# Pure Bred or Mix?



## C&B's Grizzly (Nov 20, 2007)

I was searching craigslist and saw this ad:

http://kansascity.craigslist.org/pet/741883524.html

Can you tell if this is a purebred or mix? I'm calling about him tomorrow. I hope that he hasn't been put down already. Would a shelter really nueter/shots/everything and then put him down so suddenly?


----------



## Heidi36oh (Feb 27, 2007)

He looks all Golden to me.


----------



## Debles (Sep 6, 2007)

I don't know..definitely some or most golden. I think he looks like a mix but with what.. I can't tell. He sure looks sweet though. I'd hate to see him put down.


----------



## C&B's Grizzly (Nov 20, 2007)

It makes me sad because he looks like Grizzly's twin! 

I need to rescue him. I already spoke with DH... he said I could rescue him BUT we can't keep him... I want to save this poor baby's life so badly!


----------



## cpsimone (Jan 4, 2008)

I agree he looks Golden to me too...I don't know why a shelter would put him down so fast...I hope you're able to get to him in time. Heartbreaking...


----------



## C&B's Grizzly (Nov 20, 2007)

I'll keep you guys updated. The shelter opens at 7am tomorrow and I want to see if this is even true since it was on craigslist. Seems a little sketchy to me. 
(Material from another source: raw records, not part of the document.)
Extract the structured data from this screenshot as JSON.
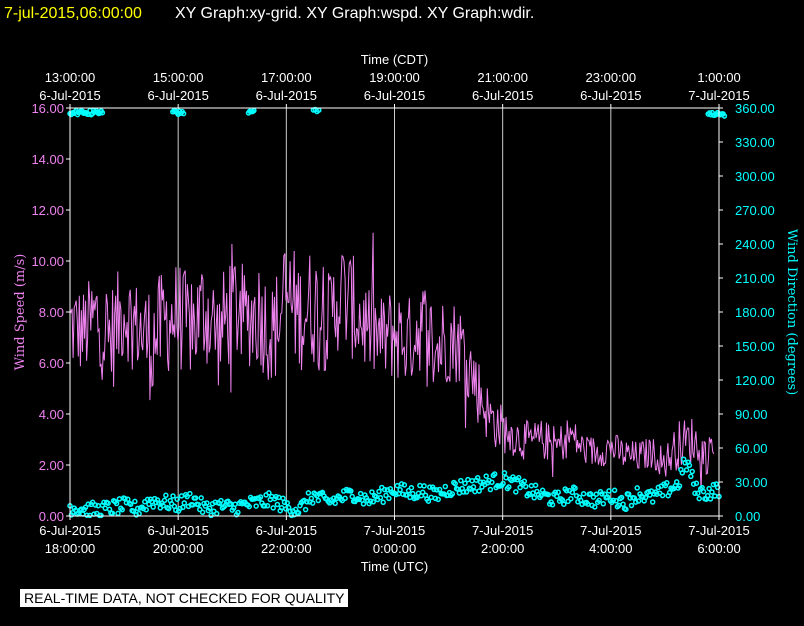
{
  "header": {
    "timestamp": "7-jul-2015,06:00:00",
    "graphs": "XY Graph:xy-grid.  XY Graph:wspd.  XY Graph:wdir."
  },
  "disclaimer": "REAL-TIME DATA, NOT CHECKED FOR QUALITY",
  "colors": {
    "background": "#000000",
    "axis": "#ffffff",
    "wind_speed": "#ee82ee",
    "wind_direction": "#00ffff",
    "timestamp": "#ffff00",
    "text": "#ffffff"
  },
  "chart_data": {
    "type": "line",
    "top_axis": {
      "title": "Time (CDT)",
      "ticks": [
        {
          "hour": 0,
          "time": "13:00:00",
          "date": "6-Jul-2015"
        },
        {
          "hour": 2,
          "time": "15:00:00",
          "date": "6-Jul-2015"
        },
        {
          "hour": 4,
          "time": "17:00:00",
          "date": "6-Jul-2015"
        },
        {
          "hour": 6,
          "time": "19:00:00",
          "date": "6-Jul-2015"
        },
        {
          "hour": 8,
          "time": "21:00:00",
          "date": "6-Jul-2015"
        },
        {
          "hour": 10,
          "time": "23:00:00",
          "date": "6-Jul-2015"
        },
        {
          "hour": 12,
          "time": "1:00:00",
          "date": "7-Jul-2015"
        }
      ]
    },
    "bottom_axis": {
      "title": "Time (UTC)",
      "ticks": [
        {
          "hour": 0,
          "date": "6-Jul-2015",
          "time": "18:00:00"
        },
        {
          "hour": 2,
          "date": "6-Jul-2015",
          "time": "20:00:00"
        },
        {
          "hour": 4,
          "date": "6-Jul-2015",
          "time": "22:00:00"
        },
        {
          "hour": 6,
          "date": "7-Jul-2015",
          "time": "0:00:00"
        },
        {
          "hour": 8,
          "date": "7-Jul-2015",
          "time": "2:00:00"
        },
        {
          "hour": 10,
          "date": "7-Jul-2015",
          "time": "4:00:00"
        },
        {
          "hour": 12,
          "date": "7-Jul-2015",
          "time": "6:00:00"
        }
      ]
    },
    "x_range_hours": [
      0,
      12
    ],
    "grid": "vertical",
    "left_axis": {
      "title": "Wind Speed (m/s)",
      "range": [
        0,
        16
      ],
      "ticks": [
        "0.00",
        "2.00",
        "4.00",
        "6.00",
        "8.00",
        "10.00",
        "12.00",
        "14.00",
        "16.00"
      ]
    },
    "right_axis": {
      "title": "Wind Direction (degrees)",
      "range": [
        0,
        360
      ],
      "ticks": [
        "0.00",
        "30.00",
        "60.00",
        "90.00",
        "120.00",
        "150.00",
        "180.00",
        "210.00",
        "240.00",
        "270.00",
        "300.00",
        "330.00",
        "360.00"
      ]
    },
    "series": [
      {
        "name": "Wind Speed (m/s)",
        "axis": "left",
        "style": "line",
        "x": [
          0.0,
          0.25,
          0.5,
          0.75,
          1.0,
          1.25,
          1.5,
          1.75,
          2.0,
          2.25,
          2.5,
          2.75,
          3.0,
          3.25,
          3.5,
          3.75,
          4.0,
          4.25,
          4.5,
          4.75,
          5.0,
          5.25,
          5.5,
          5.75,
          6.0,
          6.25,
          6.5,
          6.75,
          7.0,
          7.25,
          7.5,
          7.75,
          8.0,
          8.25,
          8.5,
          8.75,
          9.0,
          9.25,
          9.5,
          9.75,
          10.0,
          10.25,
          10.5,
          10.75,
          11.0,
          11.25,
          11.5,
          11.75,
          12.0,
          12.25
        ],
        "y": [
          7.5,
          7.2,
          7.8,
          6.9,
          8.1,
          7.4,
          6.8,
          7.6,
          7.9,
          7.3,
          8.2,
          7.0,
          8.4,
          7.7,
          8.0,
          7.1,
          8.6,
          7.9,
          8.3,
          7.5,
          8.8,
          8.1,
          7.4,
          6.9,
          7.2,
          6.8,
          7.6,
          6.5,
          7.0,
          6.7,
          5.2,
          3.9,
          3.4,
          3.1,
          2.9,
          3.0,
          2.7,
          3.2,
          2.6,
          2.5,
          2.7,
          2.4,
          2.3,
          2.5,
          2.1,
          2.8,
          3.0,
          2.4,
          2.6,
          2.3
        ],
        "noise": [
          1.2,
          1.1,
          1.3,
          1.4,
          1.2,
          1.1,
          1.5,
          1.3,
          1.4,
          1.2,
          1.5,
          1.3,
          1.5,
          1.2,
          1.4,
          1.3,
          1.6,
          1.4,
          1.5,
          1.2,
          1.4,
          1.3,
          1.2,
          1.1,
          1.2,
          1.1,
          1.2,
          1.3,
          1.1,
          1.0,
          0.9,
          0.7,
          0.6,
          0.5,
          0.5,
          0.5,
          0.5,
          0.5,
          0.4,
          0.4,
          0.4,
          0.4,
          0.4,
          0.4,
          0.4,
          0.6,
          0.6,
          0.5,
          0.4,
          0.4
        ]
      },
      {
        "name": "Wind Direction (degrees)",
        "axis": "right",
        "style": "markers",
        "x": [
          0.0,
          0.25,
          0.5,
          0.75,
          1.0,
          1.25,
          1.5,
          1.75,
          2.0,
          2.25,
          2.5,
          2.75,
          3.0,
          3.25,
          3.5,
          3.75,
          4.0,
          4.25,
          4.5,
          4.75,
          5.0,
          5.25,
          5.5,
          5.75,
          6.0,
          6.25,
          6.5,
          6.75,
          7.0,
          7.25,
          7.5,
          7.75,
          8.0,
          8.25,
          8.5,
          8.75,
          9.0,
          9.25,
          9.5,
          9.75,
          10.0,
          10.25,
          10.5,
          10.75,
          11.0,
          11.25,
          11.5,
          11.75,
          12.0,
          12.25
        ],
        "y": [
          8,
          6,
          5,
          7,
          9,
          6,
          14,
          12,
          10,
          16,
          6,
          9,
          7,
          10,
          12,
          14,
          8,
          6,
          18,
          12,
          16,
          20,
          14,
          18,
          24,
          20,
          22,
          18,
          24,
          26,
          28,
          30,
          32,
          28,
          22,
          18,
          14,
          20,
          16,
          14,
          18,
          12,
          20,
          16,
          22,
          28,
          24,
          20,
          24,
          4
        ],
        "wraps": [
          {
            "x_start": 0.0,
            "x_end": 0.6,
            "y": 358
          },
          {
            "x_start": 1.9,
            "x_end": 2.1,
            "y": 358
          },
          {
            "x_start": 3.3,
            "x_end": 3.4,
            "y": 359
          },
          {
            "x_start": 4.5,
            "x_end": 4.6,
            "y": 359
          },
          {
            "x_start": 11.8,
            "x_end": 12.1,
            "y": 356
          }
        ],
        "spike": {
          "x": 11.4,
          "y": 40
        }
      }
    ]
  }
}
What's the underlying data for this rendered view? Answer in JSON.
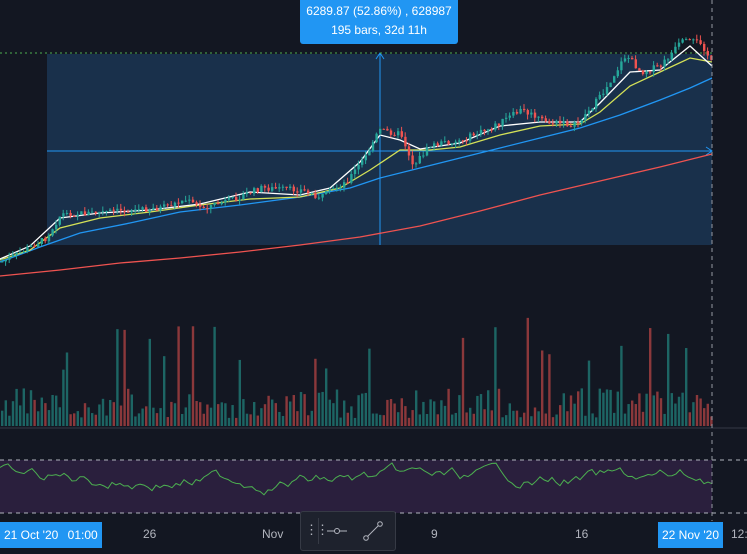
{
  "measure": {
    "line1": "6289.87 (52.86%) , 628987",
    "line2": "195 bars, 32d 11h"
  },
  "time_axis": {
    "start_date": "21 Oct '20",
    "start_time": "01:00",
    "labels": [
      "26",
      "Nov",
      "9",
      "16"
    ],
    "end_date": "22 Nov '20",
    "end_time_partial": "12:"
  },
  "drawing_toolbar": {
    "grip_icon": "drag-handle-icon",
    "tools": [
      "horizontal-line-icon",
      "trend-line-icon"
    ]
  },
  "colors": {
    "background": "#131722",
    "accent": "#2196f3",
    "candle_up": "#26a69a",
    "candle_down": "#ef5350",
    "ma_short": "#ffffff",
    "ma_mid": "#d4e157",
    "ma_long": "#2196f3",
    "ma_200": "#ef5350",
    "oscillator_line": "#4caf50",
    "oscillator_band": "#2a1f3d"
  }
}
Does anyone have any close contacts for rescues in the KC area?


----------



## Aprilpa (Mar 24, 2008)

I say mix. He looks like he is mostly Golden, but there is something else there too. Either way, he is a nice looking dog, hopefully you can find something out on him.


----------



## PJD001 (Jul 28, 2006)

I would say mixed. Not sure what with, his ears look a little short for a pure golden i thought. Could be the camera angle too.


----------



## Jackson'sMom (Oct 13, 2007)

Please let us know if you were able to rescue this poor boy.


----------



## GoldenJoyx'stwo (Feb 25, 2007)

I wonder if a rescue would let you foster him for them?


----------



## Faith's mommy (Feb 26, 2007)

Kimm said:


> I wonder if a rescue would let you foster him for them?


 
i was thinking the same thing. i would try to be the foster home for him for a rescue so that any potential adopters have to go through their vetting process.


----------



## C&B's Grizzly (Nov 20, 2007)

Well I called the shelter yesterday.... this little guy decided to perform a kennel break... he chewed through his outside kennel so he has escaped again. People are on the lookout for this little jailbird.


----------



## Karen519 (Aug 21, 2006)

*C&B Grizzly*

C&B Grizzly:

Did you leave your phone nubmer with the shelter so they can all you if he is found or comes back. I would keep checking with the shelter too-they might not call you!!!


----------



## Karen519 (Aug 21, 2006)

*C&b*

C&B:

If you will foster him maybe Dirk's FUnd Rescue would take him.

Did you try asking them?
[email protected]


----------



## heartofgold (Oct 27, 2007)

I would say he's golden mixed with CUTE! I hope they find him soon and he finds a family with a really secure fence. Good luck with the foster idea. I think he's too smart for his own good! Hope they will let you take him!


----------